From March 6th till March 15th, the 36th edition of the America’s Cup will take place. Just recently, Omega replica introduced its Seamaster Divers 300M Chronograph America’s Cup edition, with chrono lock. We wrote about it here. But last year, Omega debuted a very handsome Seamaster Planet Ocean America’s Cup Limited Edition, to celebrate the 36th race. We had the chance to go hands-on with it not so long ago and thought it would be nice to give it some attention right before the start of this year’s America’s Cup.
Planet Ocean America’s Cup
High quality replica Omega Seamaster family consists of many members. We have the famous 300M, the heritage-inspired 300, the versatile Aqua Terra, the not-so-versatile PloProf, the funky Railmaster, and, the Planet Ocean. Together with the 300M and PloProf 1200M, I’d say the Planet Ocean (600M) is Omega’s proper diver’s watch. It is available in many flavors, and sometimes as a Limited Edition. Like this one, to commemorate the 36th edition of the America’s Cup.
America’s Cup Details
The Planet Ocean needs no further introduction, I am sure. It has been in the collection for quite a long time now, and is always packed with Omega’s latest technology. The Planet Ocean was one of the first collections to be equipped with the brand’s in-house movements, for example. But before we get to the technical specifications of the watch, let’s first look at the design details. Omega fake has the tendency to add a lot of details that relate to the topic. Whether that’s for a Bond movie or for something like the America’s Cup, there are always a lot of hints.
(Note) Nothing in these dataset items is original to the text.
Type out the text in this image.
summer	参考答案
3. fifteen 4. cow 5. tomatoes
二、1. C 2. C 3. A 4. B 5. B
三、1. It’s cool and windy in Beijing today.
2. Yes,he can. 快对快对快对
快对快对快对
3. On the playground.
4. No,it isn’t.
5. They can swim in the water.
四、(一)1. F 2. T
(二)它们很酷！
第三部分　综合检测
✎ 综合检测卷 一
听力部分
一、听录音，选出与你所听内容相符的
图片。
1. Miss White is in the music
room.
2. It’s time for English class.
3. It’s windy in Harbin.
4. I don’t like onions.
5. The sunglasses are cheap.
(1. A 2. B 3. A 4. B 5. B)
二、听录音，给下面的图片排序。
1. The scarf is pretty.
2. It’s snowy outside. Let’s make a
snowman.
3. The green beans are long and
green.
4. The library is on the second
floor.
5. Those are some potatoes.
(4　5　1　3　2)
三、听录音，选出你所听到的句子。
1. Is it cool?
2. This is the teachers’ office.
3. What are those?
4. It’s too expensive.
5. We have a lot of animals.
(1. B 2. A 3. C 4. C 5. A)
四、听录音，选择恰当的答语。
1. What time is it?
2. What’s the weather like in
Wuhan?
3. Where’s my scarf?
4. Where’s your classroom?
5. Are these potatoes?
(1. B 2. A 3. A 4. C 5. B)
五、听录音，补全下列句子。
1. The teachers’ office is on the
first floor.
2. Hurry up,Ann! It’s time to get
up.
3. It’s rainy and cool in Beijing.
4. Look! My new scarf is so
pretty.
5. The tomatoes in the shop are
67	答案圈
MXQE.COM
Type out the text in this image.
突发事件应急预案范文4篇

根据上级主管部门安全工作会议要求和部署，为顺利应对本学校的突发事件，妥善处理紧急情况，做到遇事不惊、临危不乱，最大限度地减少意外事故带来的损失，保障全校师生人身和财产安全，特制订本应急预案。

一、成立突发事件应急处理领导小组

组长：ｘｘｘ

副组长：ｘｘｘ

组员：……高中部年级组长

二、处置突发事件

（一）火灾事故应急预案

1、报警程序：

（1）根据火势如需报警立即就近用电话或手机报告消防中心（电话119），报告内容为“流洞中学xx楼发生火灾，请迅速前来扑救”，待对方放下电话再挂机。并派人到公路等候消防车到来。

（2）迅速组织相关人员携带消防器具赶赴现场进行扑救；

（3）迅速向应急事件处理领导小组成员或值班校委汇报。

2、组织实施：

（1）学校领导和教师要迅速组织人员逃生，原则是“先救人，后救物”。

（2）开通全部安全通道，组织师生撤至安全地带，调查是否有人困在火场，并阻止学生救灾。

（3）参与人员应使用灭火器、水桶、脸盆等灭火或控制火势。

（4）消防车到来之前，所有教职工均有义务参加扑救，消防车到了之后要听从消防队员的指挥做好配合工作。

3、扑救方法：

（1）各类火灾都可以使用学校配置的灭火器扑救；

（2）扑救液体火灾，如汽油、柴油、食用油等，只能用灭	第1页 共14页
When looking at the dial of Omega Seamaster fake with white dial, you’ll find the “36th America’s Cup” printing. A dead give-away, of course. Take a close look at the counter-weight of the central second’s hand, there you find the Auld Mug trophy. As you can see in the picture above, the luminous material (Super-LumiNova) is blue on all indexes and hands, except for the (broad) arrow on the minute hand and the dot on the ceramic bezel. Those are in green, to make a clear distinction during low-light conditions.